World War I also provides a fascinating context to explore the themes. Technologically, the range of weapons from small bayonets attached to the end of rifles for close combat straight through to the large, bulky tanks, are all touched upon. And indeed, without being patronising, the film explores multiple challenging themes: the fear of fighting in a war; the pride in fighting in a war; theft by the Army and the state; war creating broken families; previous generations who have fought in wars changing irreversibly following their own experiences. Though technicially ensuring it is accessible to younger audience members, it does not go as you would expect. Nothing goes ‘to plan’ and characters live and die, with a very clear message: In war, there are no winners – you are either lucky or not. Richard Curtis (Writer and Director of Love, Actually) and Lee Hall have written a script that is equally challenging and haunting whilst still ideal for children. I can only imagine the countless conversations between families following their cinema-trip.
This is ultimately a story about a Horse – memorably named ‘Joey’ by Albert Narracott played touchingly by Jeremy Irvine. The story of the horse is the spine of the film – taking us to see a broad range of characters from David Thwelis’ ‘Lyons’ and Benedict Cumberbatchs’ ‘Major Stewart’, through to Niels Arestrup (Un prophète) playing the Grandfather of a young girl Emile who becomes equally besotted with the horse. The cast are suitably strong, but in the case of some young unnamed cast members, where it is less-than strong, you can be safe in the knowledge that our War Horse will sure-enough take us away from those characters and move onto others within minutes.
Schindler’s List and Saving Private Ryan recreate sequences from World War II which are simply horrific – the landing on the beach portraying the graphic death of many soldiers whilst the horror we see in Schindler’s List in the Auschwitz Concentration Camp can never be forgotten. These are films that, as important as they shall be to cinema, are not accessible to children. War Horse sets out to depict World War I in a way that children can appreciate – without ignoring the tragedies and horrors that inevitably occur during wartime.
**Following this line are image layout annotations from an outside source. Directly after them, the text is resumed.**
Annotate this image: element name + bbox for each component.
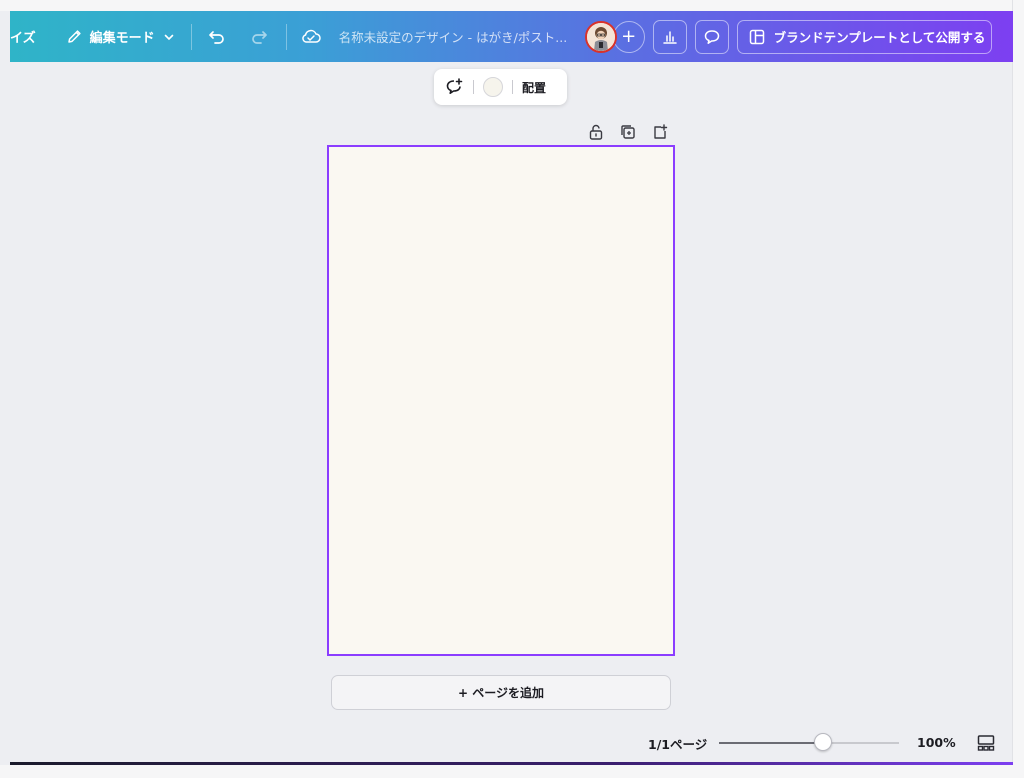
comment-plus-icon bbox=[446, 78, 463, 94]
document-title[interactable]: 名称未設定のデザイン - はがき/ポスト... bbox=[339, 27, 571, 46]
add-collaborator-button[interactable]: + bbox=[612, 20, 645, 53]
undo-icon bbox=[208, 30, 224, 44]
comment-icon bbox=[704, 29, 719, 44]
edit-mode-label: 編集モード bbox=[89, 31, 155, 46]
arrange-button[interactable]: 配置 bbox=[522, 79, 546, 96]
comments-button[interactable] bbox=[694, 19, 729, 54]
insights-button[interactable] bbox=[652, 19, 687, 54]
pencil-icon bbox=[66, 28, 83, 45]
duplicate-page-button[interactable] bbox=[618, 122, 638, 142]
lock-page-button[interactable] bbox=[586, 122, 606, 142]
publish-label: ブランドテンプレートとして公開する bbox=[773, 30, 986, 45]
duplicate-icon bbox=[621, 125, 635, 139]
cloud-check-icon bbox=[301, 29, 321, 43]
divider bbox=[473, 80, 474, 94]
design-canvas[interactable] bbox=[327, 145, 675, 656]
window-top-strip bbox=[0, 0, 1024, 11]
resize-menu[interactable]: イズ bbox=[10, 27, 36, 46]
magic-comment-button[interactable] bbox=[444, 77, 464, 97]
grid-view-button[interactable] bbox=[976, 733, 996, 753]
cloud-saved-button[interactable] bbox=[297, 23, 325, 51]
divider bbox=[285, 23, 287, 50]
undo-button[interactable] bbox=[202, 22, 232, 52]
editor-header: イズ 編集モード 名称未設定のデザイン - はがき/ポスト... + ブランドテ… bbox=[10, 11, 1013, 62]
lock-open-icon bbox=[589, 124, 603, 140]
zoom-slider-fill bbox=[719, 742, 824, 744]
chevron-down-icon bbox=[163, 31, 175, 43]
redo-button[interactable] bbox=[244, 22, 274, 52]
zoom-level-label[interactable]: 100% bbox=[917, 735, 956, 750]
page-tools bbox=[586, 122, 670, 142]
add-page-icon-button[interactable] bbox=[650, 122, 670, 142]
grid-view-icon bbox=[977, 735, 995, 751]
divider bbox=[190, 23, 192, 50]
redo-icon bbox=[251, 30, 267, 44]
add-page-button[interactable]: + ページを追加 bbox=[331, 675, 671, 710]
template-icon bbox=[748, 28, 766, 46]
background-color-swatch[interactable] bbox=[483, 77, 503, 97]
window-right-edge bbox=[1012, 0, 1024, 778]
page-indicator[interactable]: 1/1ページ bbox=[648, 732, 707, 754]
resize-label: イズ bbox=[10, 31, 36, 46]
divider bbox=[512, 80, 513, 94]
bar-chart-icon bbox=[662, 30, 677, 44]
element-toolbar: 配置 bbox=[434, 69, 567, 105]
zoom-slider-track[interactable] bbox=[719, 742, 899, 744]
window-bottom-strip bbox=[0, 765, 1024, 778]
publish-brand-template-button[interactable]: ブランドテンプレートとして公開する bbox=[736, 19, 993, 54]
avatar[interactable] bbox=[584, 20, 617, 53]
add-page-icon bbox=[654, 124, 668, 139]
edit-mode-dropdown[interactable]: 編集モード bbox=[66, 27, 175, 46]
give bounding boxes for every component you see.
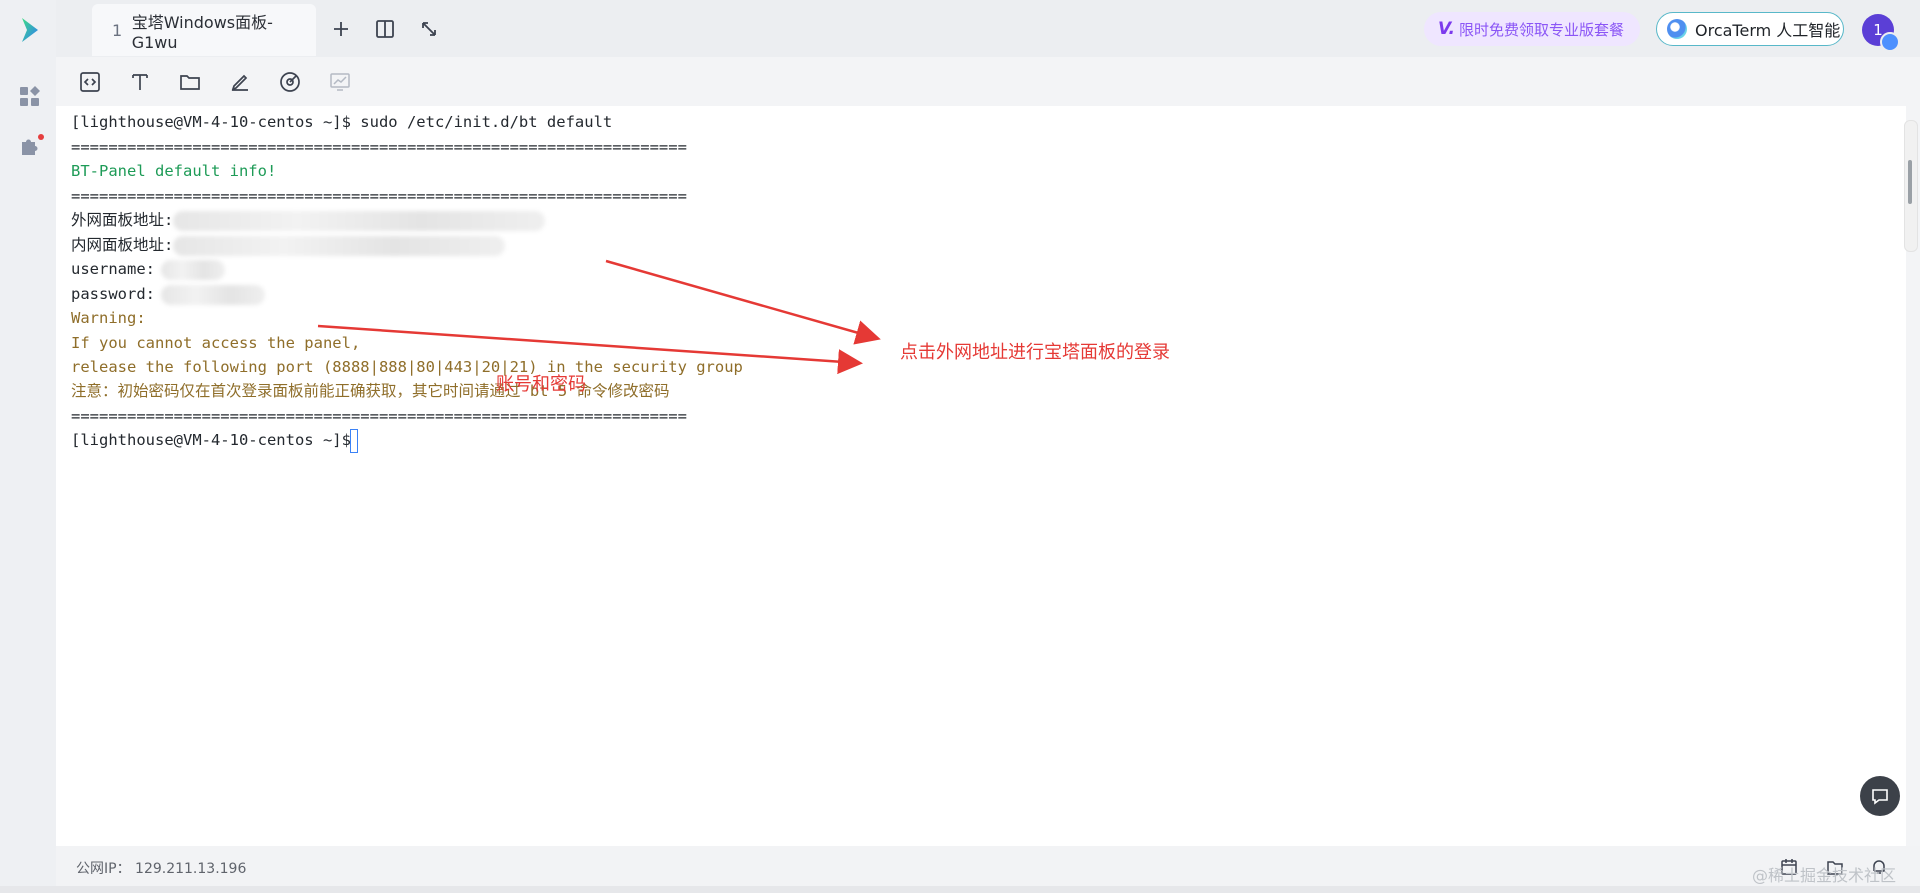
window-bottom-edge [0,886,1920,893]
ip-value: 129.211.13.196 [135,861,247,877]
chat-icon [1872,789,1888,805]
scrollbar-thumb[interactable] [1908,160,1912,204]
left-rail [0,0,56,893]
status-bar: 公网IP： 129.211.13.196 [56,846,1920,886]
split-view-icon[interactable] [374,18,396,40]
promo-label: 限时免费领取专业版套餐 [1458,20,1624,39]
avatar[interactable]: 1 [1862,14,1900,52]
notification-dot [38,134,44,140]
top-bar: 1 宝塔Windows面板-G1wu V. 限时免费领取专业版套餐 OrcaTe… [56,0,1920,57]
tab-index: 1 [112,20,123,40]
vip-icon: V. [1438,19,1455,39]
plugin-icon[interactable] [19,136,41,158]
terminal[interactable]: [lighthouse@VM-4-10-centos ~]$ sudo /etc… [56,106,1906,846]
annotation-arrows [317,259,881,375]
text-icon[interactable] [128,70,152,94]
code-icon[interactable] [78,70,102,94]
watermark: @稀土掘金技术社区 [1752,866,1897,885]
edit-icon[interactable] [228,70,252,94]
account-arrow [317,324,863,375]
chat-button[interactable] [1860,776,1900,816]
fullscreen-icon[interactable] [418,18,440,40]
avatar-badge-icon [1880,32,1900,52]
ai-assistant-button[interactable]: OrcaTerm 人工智能 [1656,12,1844,46]
folder-icon[interactable] [178,70,202,94]
ai-button-label: OrcaTerm 人工智能 [1695,21,1841,40]
session-tab[interactable]: 1 宝塔Windows面板-G1wu [92,4,316,56]
orca-icon [1667,19,1687,39]
toolbar [56,57,1920,106]
ip-label: 公网IP： [76,861,131,877]
tab-title: 宝塔Windows面板-G1wu [131,12,273,52]
promo-button[interactable]: V. 限时免费领取专业版套餐 [1424,12,1640,46]
login-arrow [605,259,881,345]
login-annotation: 点击外网地址进行宝塔面板的登录 [900,342,1170,363]
public-ip: 公网IP： 129.211.13.196 [76,858,246,878]
apps-icon[interactable] [19,86,41,108]
chart-icon [330,73,350,91]
add-tab-icon[interactable] [330,18,352,40]
account-annotation: 账号和密码 [496,374,586,395]
logo-icon[interactable] [18,16,42,44]
monitor-icon[interactable] [278,70,302,94]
The film depicts an innocent animal set against the backdrop of the horrors of war, much like the children who were innocent victims in a conflict they did not create – it is our fighting that hurts the horse, yet it is the horse that manages to bring people together.
I can already see the future as many schools and teachers will ensure that this film plays a core-role in the school curriculum. In 1993, Spielberg directed Jurassic Park and Schindler’s List. One became the Best Picture Winner whilst the other smashed all box-office records worldwide. In 1997, Spielberg directed The Lost World and Amistad. Here in 2011, we have another two Spielberg films. This is truly the time to view the film – bring the family, and make sure that you have a place to go afterwards because there will be plenty to talk about. Not least the fact that, over the last year, Spielberg has directed two films that, again, establish him as a force to be reckoned with.